INGENIOSO.
Enough, Furor, we know thou art a nimble swaggerer with a goose-quill.
Now for you, Phantasma: leave trussing your points, and listen.
PHANTASMA. Omne tulit punctum—
INGENIOSO. Mark you, Amoretto, Sir Raderic's son, to him shall thy piping poetry and sugar-ends of verses be directed: he is one that will draw out his pocket-glass thrice in a walk; one that dreams in a night of nothing but musk and civet, and talks of nothing all day long but his hawk, his hound, and his mistress; one that more admires the good wrinkle of a boot, the curious crinkling of a silk-stocking, than all the wit in the world; one that loves no scholar but him whose tired ears can endure half a day together his fly-blown sonnets of his mistress, and her loving, pretty creatures, her monkey and her puppy.[104] It shall be thy task, Phantasma, to cut this gull's throat with fair terms; and, if he hold fast for all thy juggling rhetoric, fall at defiance with him and the poking-stick he wears.

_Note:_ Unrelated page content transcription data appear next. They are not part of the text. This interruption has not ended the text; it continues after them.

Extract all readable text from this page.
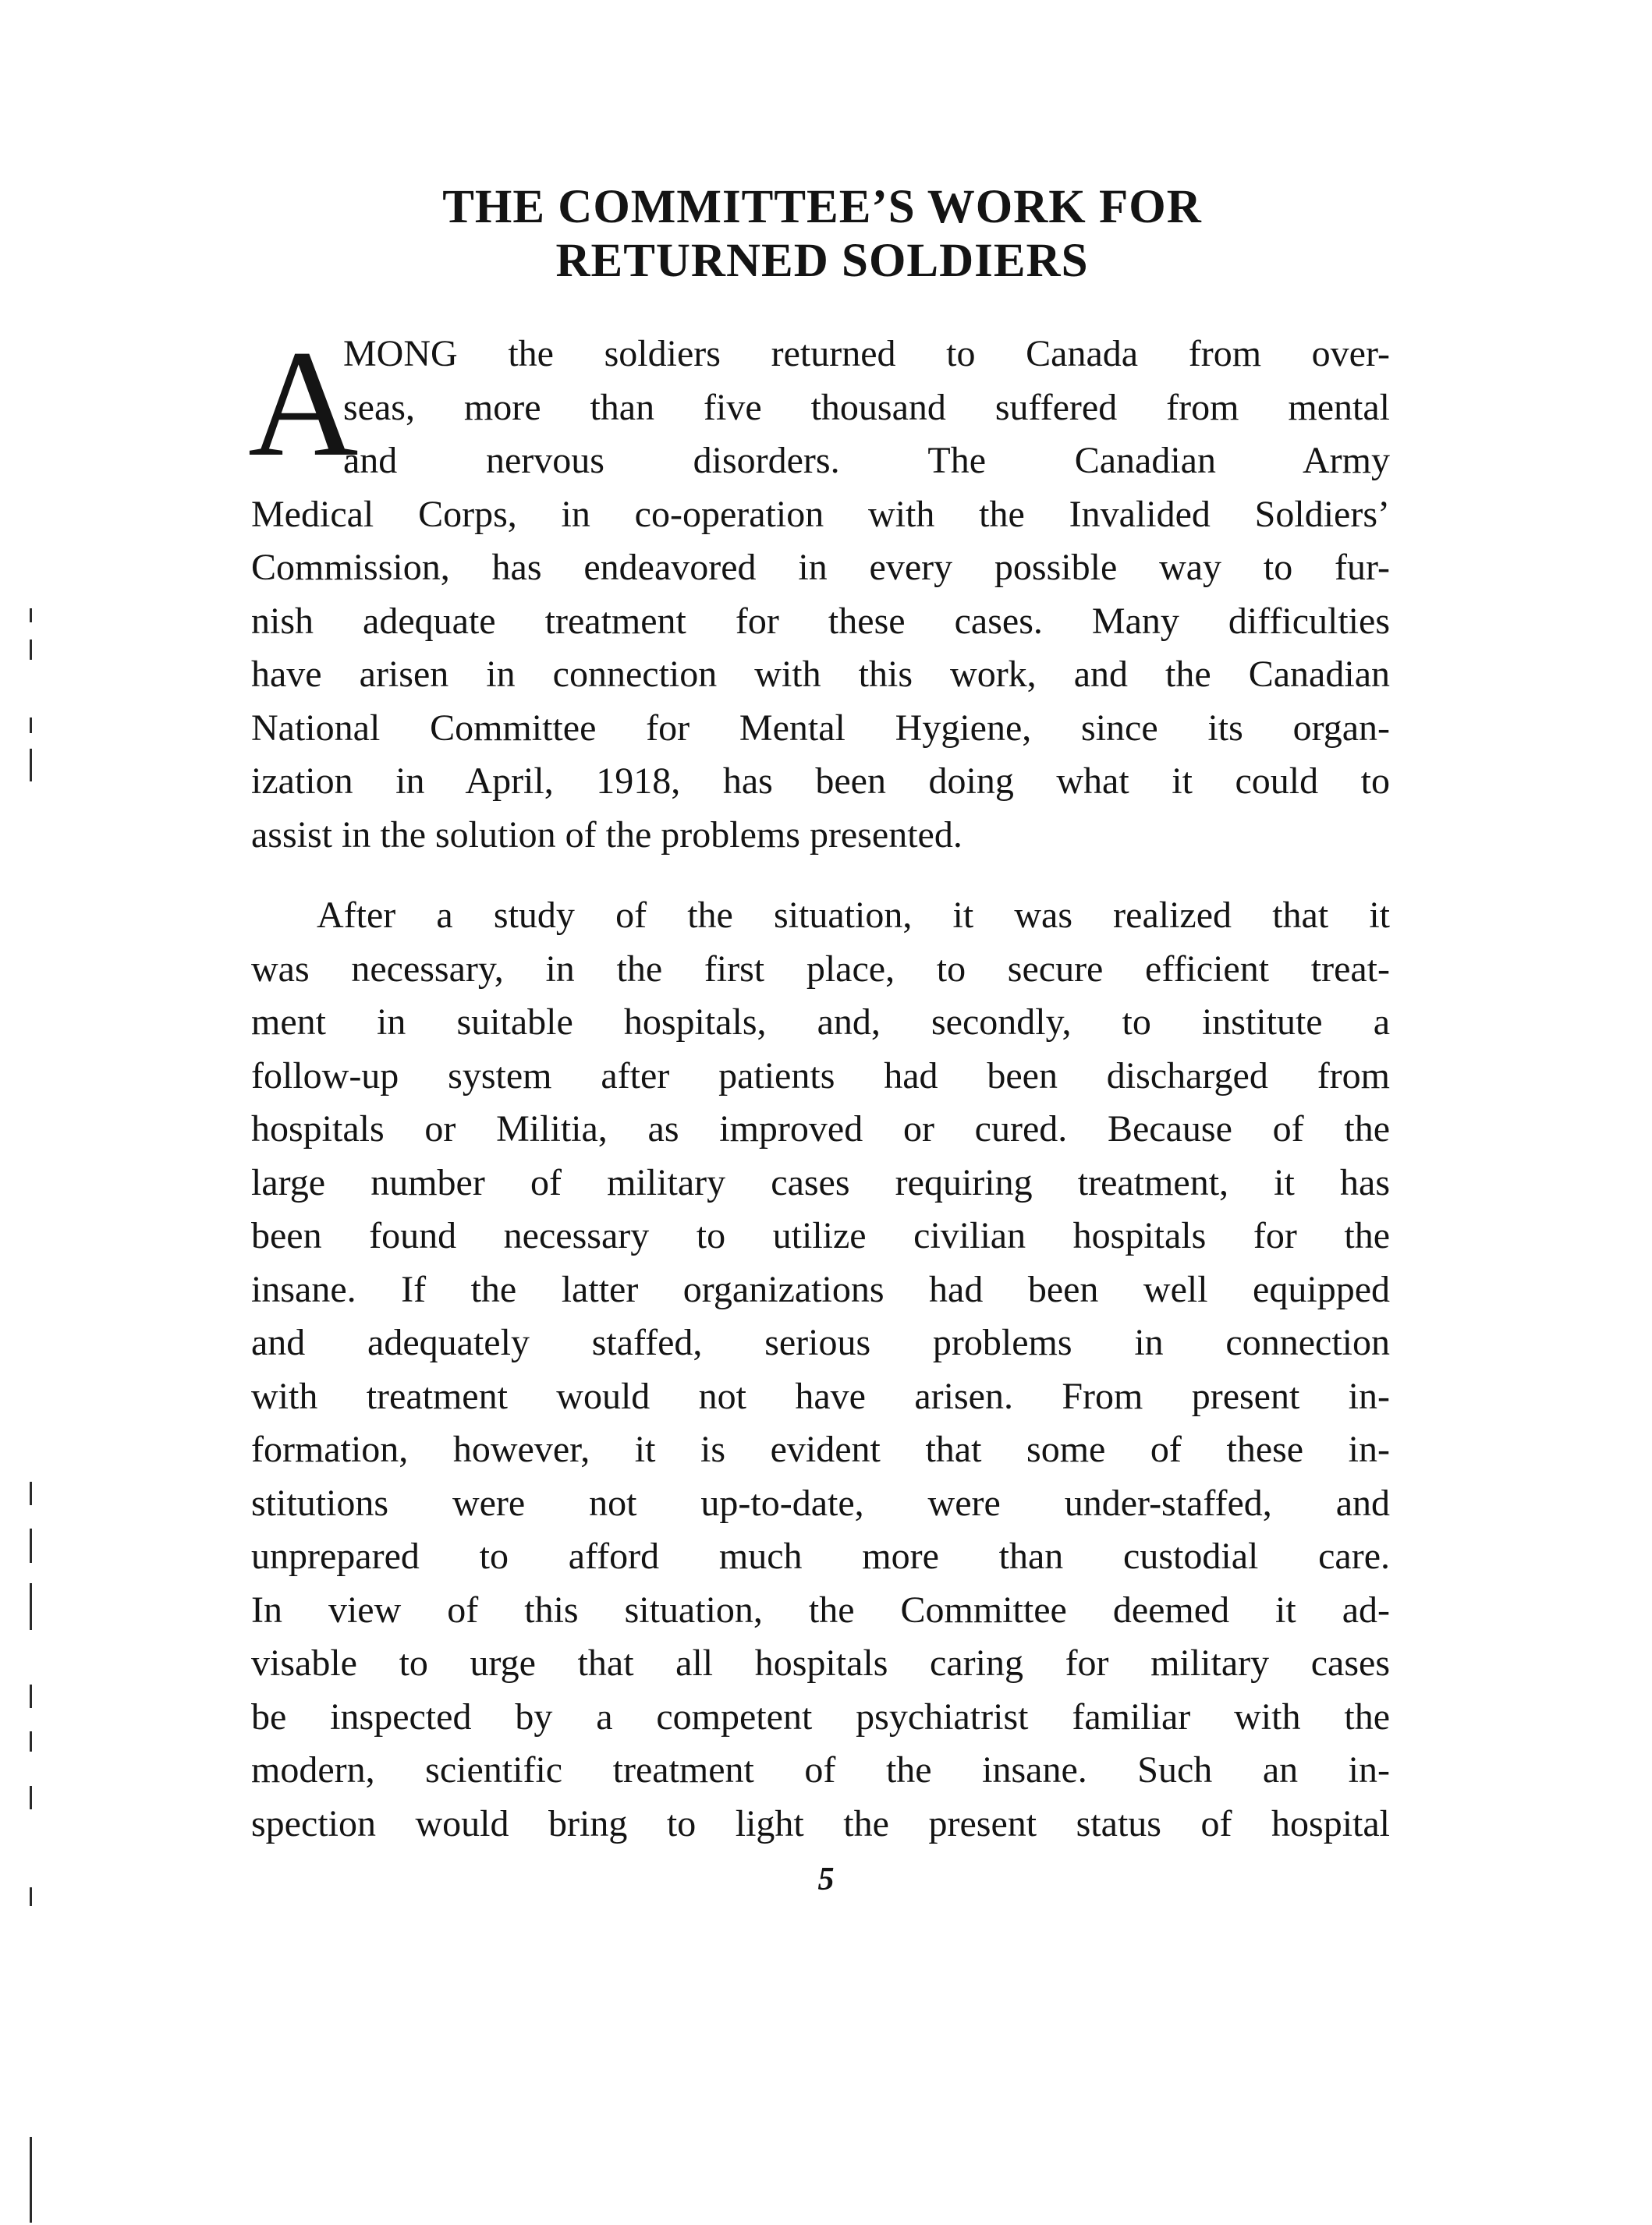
THE COMMITTEE’S WORK FOR
RETURNED SOLDIERS
A
MONG the soldiers returned to Canada from over-
seas, more than five thousand suffered from mental
and nervous disorders. The Canadian Army
Medical Corps, in co-operation with the Invalided Soldiers’
Commission, has endeavored in every possible way to fur-
nish adequate treatment for these cases. Many difficulties
have arisen in connection with this work, and the Canadian
National Committee for Mental Hygiene, since its organ-
ization in April, 1918, has been doing what it could to
assist in the solution of the problems presented.
After a study of the situation, it was realized that it
was necessary, in the first place, to secure efficient treat-
ment in suitable hospitals, and, secondly, to institute a
follow-up system after patients had been discharged from
hospitals or Militia, as improved or cured. Because of the
large number of military cases requiring treatment, it has
been found necessary to utilize civilian hospitals for the
insane. If the latter organizations had been well equipped
and adequately staffed, serious problems in connection
with treatment would not have arisen. From present in-
formation, however, it is evident that some of these in-
stitutions were not up-to-date, were under-staffed, and
unprepared to afford much more than custodial care.
In view of this situation, the Committee deemed it ad-
visable to urge that all hospitals caring for military cases
be inspected by a competent psychiatrist familiar with the
modern, scientific treatment of the insane. Such an in-
spection would bring to light the present status of hospital
5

PHANTASMA. Simul extulit ensem.
INGENIOSO. Come, brave imps,[105] gather up your spirits, and let us march on, like adventurous knights, and discharge a hundred poetical spirits upon them.
PHANTASMA. Est deus in nobis: agitante calescimus illo.
[Exeunt.
ACTUS III., SCAENA 5.
Enter PHILOMUSUS, STUDIOSO.
STUDIOSO. Well, Philomusus, we never 'scaped so fair a scouring: why, yonder are pursuivants out for the French doctor, and a lodging bespoken for him and his man in Newgate. It was a terrible fear that made us cast our hair.